One of the main announcements of Sivasubramanian's keynote during the conference, Elastic Clusters supports hash-based partitioning across DocumentDB’s distributed storage system, enabling the scale out of a database beyond the vertical scaling limits of a single instance. According to the cloud provider, the new service can handle up to 300K connections, millions of reads and writes, with petabytes of storage capacity. Veliswa Boya, senior developer advocate at AWS, writes:
When creating a cluster, you will specify the vCPUs that you want for your Elastic Clusters at provisioning. With the size of vCPUs that you provision, you will also get a proportionate amount of memory, expressed in vCPUs. Elastic Clusters automatically provisions the necessary infrastructure (shards and instances) on your behalf.
Source: https://aws.amazon.com/documentdb/
The new option provides aggregation pipelines to filter, group, process, and sort data across shards and supports some of the management features of Amazon DocumentDB instance-based clusters, including multi-AZ support and automated backups.

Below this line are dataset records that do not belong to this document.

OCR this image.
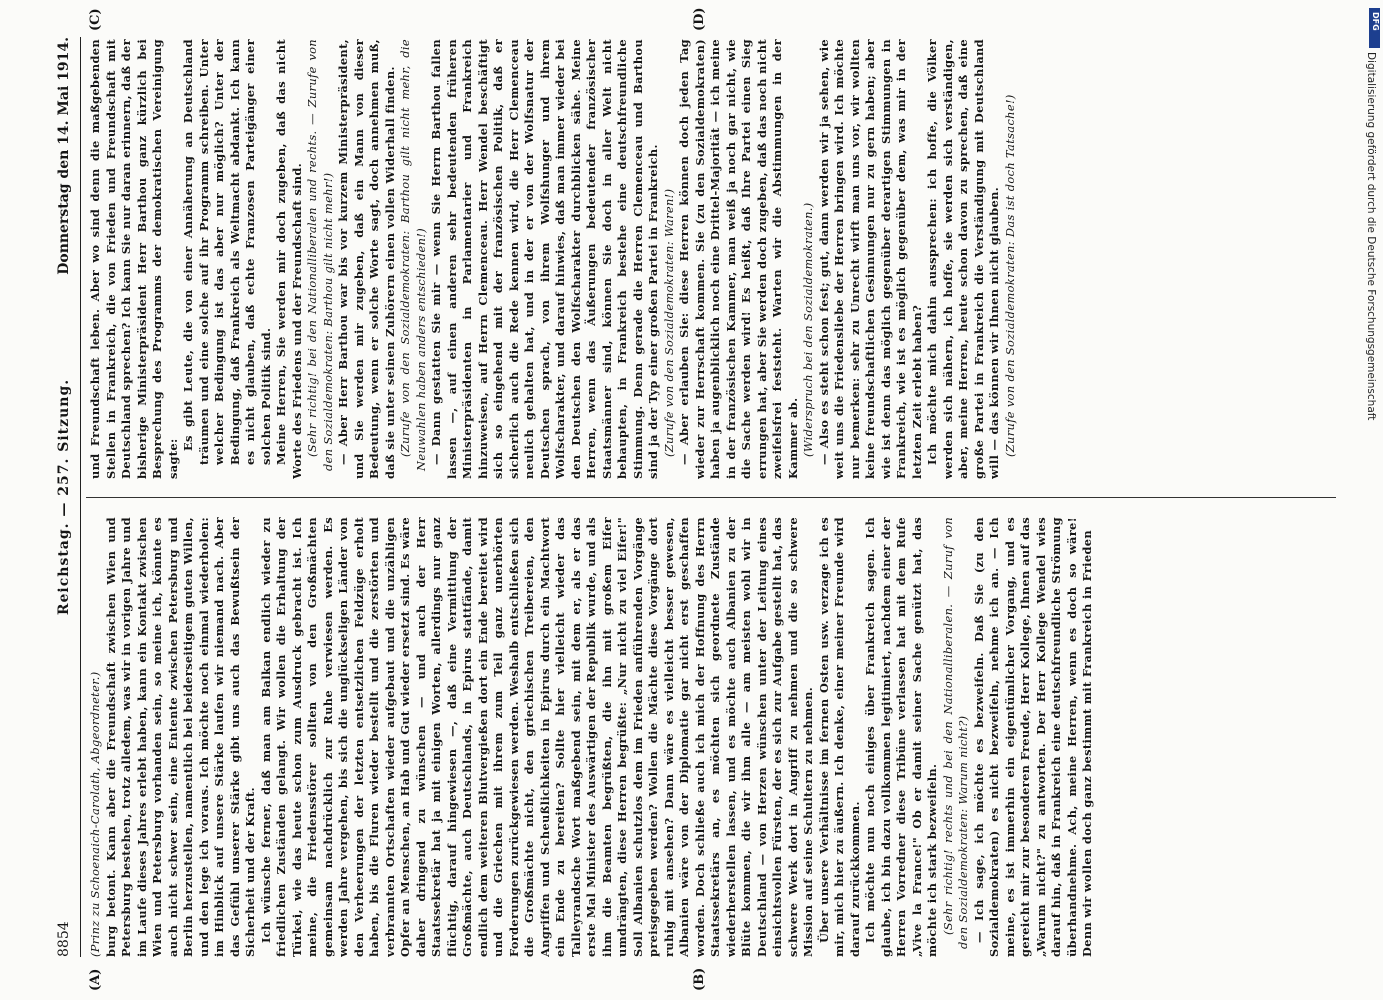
8854
Reichstag. — 257. Sitzung.
Donnerstag den 14. Mai 1914.
(A)	(B)
(C)	(D)

(Prinz zu Schoenaich-Carolath, Abgeordneter.) burg betont. Kann aber die Freundschaft zwischen Wien und Petersburg bestehen, trotz alledem, was wir in vorigen Jahre und im Laufe dieses Jahres erlebt haben, kann ein Kontakt zwischen Wien und Petersburg vorhanden sein, so meine ich, könnte es auch nicht schwer sein, eine Entente zwischen Petersburg und Berlin herzustellen, namentlich bei beiderseitigem guten Willen, und den lege ich voraus. Ich möchte noch einmal wiederholen: im Hinblick auf unsere Stärke laufen wir niemand nach. Aber das Gefühl unserer Stärke gibt uns auch das Bewußtsein der Sicherheit und der Kraft. Ich wünsche ferner, daß man am Balkan endlich wieder zu friedlichen Zuständen gelangt. Wir wollen die Erhaltung der Türkei, wie das heute schon zum Ausdruck gebracht ist. Ich meine, die Friedensstörer sollten von den Großmächten gemeinsam nachdrücklich zur Ruhe verwiesen werden. Es werden Jahre vergehen, bis sich die unglückseligen Länder von den Verheerungen der letzten entsetzlichen Feldzüge erholt haben, bis die Fluren wieder bestellt und die zerstörten und verbrannten Ortschaften wieder aufgebaut und die unzähligen Opfer an Menschen, an Hab und Gut wieder ersetzt sind. Es wäre daher dringend zu wünschen — und auch der Herr Staatssekretär hat ja mit einigen Worten, allerdings nur ganz flüchtig, darauf hingewiesen —, daß eine Vermittlung der Großmächte, auch Deutschlands, in Epirus stattfände, damit endlich dem weiteren Blutvergießen dort ein Ende bereitet wird und die Griechen mit ihrem zum Teil ganz unerhörten Forderungen zurückgewiesen werden. Weshalb entschließen sich die Großmächte nicht, den griechischen Treibereien, den Angriffen und Scheußlichkeiten in Epirus durch ein Machtwort ein Ende zu bereiten? Sollte hier vielleicht wieder das Talleyrandsche Wort maßgebend sein, mit dem er, als er das erste Mal Minister des Auswärtigen der Republik wurde, und als ihm die Beamten begrüßten, die ihn mit großem Eifer umdrängten, diese Herren begrüßte: „Nur nicht zu viel Eifer!" Soll Albanien schutzlos dem im Frieden anführenden Vorgänge preisgegeben werden? Wollen die Mächte diese Vorgänge dort ruhig mit ansehen? Dann wäre es vielleicht besser gewesen, Albanien wäre von der Diplomatie gar nicht erst geschaffen worden. Doch schließe auch ich mich der Hoffnung des Herrn Staatssekretärs an, es möchten sich geordnete Zustände wiederherstellen lassen, und es möchte auch Albanien zu der Blüte kommen, die wir ihm alle — am meisten wohl wir in Deutschland — von Herzen wünschen unter der Leitung eines einsichtsvollen Fürsten, der es sich zur Aufgabe gestellt hat, das schwere Werk dort in Angriff zu nehmen und die so schwere Mission auf seine Schultern zu nehmen. Über unsere Verhältnisse im fernen Osten usw. verzage ich es mir, mich hier zu äußern. Ich denke, einer meiner Freunde wird darauf zurückkommen. Ich möchte nun noch einiges über Frankreich sagen. Ich glaube, ich bin dazu vollkommen legitimiert, nachdem einer der Herren Vorredner diese Tribüne verlassen hat mit dem Rufe „Vive la France!" Ob er damit seiner Sache genützt hat, das möchte ich stark bezweifeln. (Sehr richtig! rechts und bei den Nationalliberalen. — Zuruf von den Sozialdemokraten: Warum nicht?) — Ich sage, ich möchte es bezweifeln. Daß Sie (zu den Sozialdemokraten) es nicht bezweifeln, nehme ich an. — Ich meine, es ist immerhin ein eigentümlicher Vorgang, und es gereicht mir zur besonderen Freude, Herr Kollege, Ihnen auf das „Warum nicht?" zu antworten. Der Herr Kollege Wendel wies darauf hin, daß in Frankreich eine deutschfreundliche Strömung überhandnehme. Ach, meine Herren, wenn es doch so wäre! Denn wir wollen doch ganz bestimmt mit Frankreich in Frieden

und Freundschaft leben. Aber wo sind denn die maßgebenden Stellen in Frankreich, die von Frieden und Freundschaft mit Deutschland sprechen? Ich kann Sie nur daran erinnern, daß der bisherige Ministerpräsident Herr Barthou ganz kürzlich bei Besprechung des Programms der demokratischen Vereinigung sagte:

Es gibt Leute, die von einer Annäherung an Deutschland träumen und eine solche auf ihr Programm schreiben. Unter welcher Bedingung ist das aber nur möglich? Unter der Bedingung, daß Frankreich als Weltmacht abdankt. Ich kann es nicht glauben, daß echte Franzosen Parteigänger einer solchen Politik sind. Meine Herren, Sie werden mir doch zugeben, daß das nicht Worte des Friedens und der Freundschaft sind. (Sehr richtig! bei den Nationalliberalen und rechts. — Zurufe von den Sozialdemokraten: Barthou gilt nicht mehr!) — Aber Herr Barthou war bis vor kurzem Ministerpräsident, und Sie werden mir zugeben, daß ein Mann von dieser Bedeutung, wenn er solche Worte sagt, doch annehmen muß, daß sie unter seinen Zuhörern einen vollen Widerhall finden. (Zurufe von den Sozialdemokraten: Barthou gilt nicht mehr, die Neuwahlen haben anders entschieden!) — Dann gestatten Sie mir — wenn Sie Herrn Barthou fallen lassen —, auf einen anderen sehr bedeutenden früheren Ministerpräsidenten in Parlamentarier und Frankreich hinzuweisen, auf Herrn Clemenceau. Herr Wendel beschäftigt sich so eingehend mit der französischen Politik, daß er sicherlich auch die Rede kennen wird, die Herr Clemenceau neulich gehalten hat, und in der er von der Wolfsnatur der Deutschen sprach, von ihrem Wolfshunger und ihrem Wolfscharakter, und darauf hinwies, daß man immer wieder bei den Deutschen den Wolfscharakter durchblicken sähe. Meine Herren, wenn das Äußerungen bedeutender französischer Staatsmänner sind, können Sie doch in aller Welt nicht behaupten, in Frankreich bestehe eine deutschfreundliche Stimmung. Denn gerade die Herren Clemenceau und Barthou sind ja der Typ einer großen Partei in Frankreich. (Zurufe von den Sozialdemokraten: Waren!) — Aber erlauben Sie: diese Herren können doch jeden Tag wieder zur Herrschaft kommen. Sie (zu den Sozialdemokraten) haben ja augenblicklich noch eine Drittel-Majorität — ich meine in der französischen Kammer, man weiß ja noch gar nicht, wie die Sache werden wird! Es heißt, daß Ihre Partei einen Sieg errungen hat, aber Sie werden doch zugeben, daß das noch nicht zweifelsfrei feststeht. Warten wir die Abstimmungen in der Kammer ab. (Widerspruch bei den Sozialdemokraten.) — Also es steht schon fest; gut, dann werden wir ja sehen, wie weit uns die Friedensliebe der Herren bringen wird. Ich möchte nur bemerken: sehr zu Unrecht wirft man uns vor, wir wollten keine freundschaftlichen Gesinnungen nur zu gern haben; aber wie ist denn das möglich gegenüber derartigen Stimmungen in Frankreich, wie ist es möglich gegenüber dem, was mir in der letzten Zeit erlebt haben? Ich möchte mich dahin aussprechen: ich hoffe, die Völker werden sich nähern, ich hoffe, sie werden sich verständigen, aber, meine Herren, heute schon davon zu sprechen, daß eine große Partei in Frankreich die Verständigung mit Deutschland will — das können wir Ihnen nicht glauben. (Zurufe von den Sozialdemokraten: Das ist doch Tatsache!)

DFG
Digitalisierung gefördert durch die Deutsche Forschungsgemeinschaft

Released in 2019 as a managed MongoDB-compatible service, DocumentDB is a database structured around JSON documents supporting MongoDB 3.6 and 4.0 APIs. Boya adds:
If you need more compute and storage to handle an increase in traffic, modify the shard-count parameter. Elastic Clusters scales the underlying infrastructure up or out to give you additional compute and storage capacity.
As for any sharded database, AWS recommends choosing an evenly distributed hash key with high frequency and high cardinality, avoiding hotspots. Scaling operations cause brief periods of intermittent database and network errors, with the vertical scaling of the shard capacity (changing vCPU count per shard) the fastest option. The cloud provider claims that Elastic Clusters is different from MongoDB sharding:
With Elastic Clusters, you can easily scale out or scale in your workload on Amazon DocumentDB typically with little to no application downtime or impact to performance regardless of data size. A similar operation on MongoDB would impact application performance and take hours and in some cases days.
DocumentDB is not the only option to run MongoDB workloads on AWS. MongoDB Atlas is available on the AWS marketplace, among other options from the NoSQL database company. MongoDB Atlas is available on Google Cloud and Azure too.
It is currently not possible to convert an existing Amazon DocumentDB database to Elastic Clusters and customers have to use AWS DMS or a native MongoDB tool like mongodump to migrate workloads to the new option. Some experts find the name of the service confusing. Ganesh Swaminathan, head of technology at T. Rowe Price, tweets:
Interesting to see the "Elastic Clusters" terminology. Maybe something like this should replace the recent "Serverless but no scale to Zero" debate.
Customers pay for the amount of compute measured in vCPUs, the database storage, and the backup storage. DocumentDB Elastic Clusters is available in a subset of AWS regions, including Ohio, Northern Virginia, Frankfurt, and Ireland.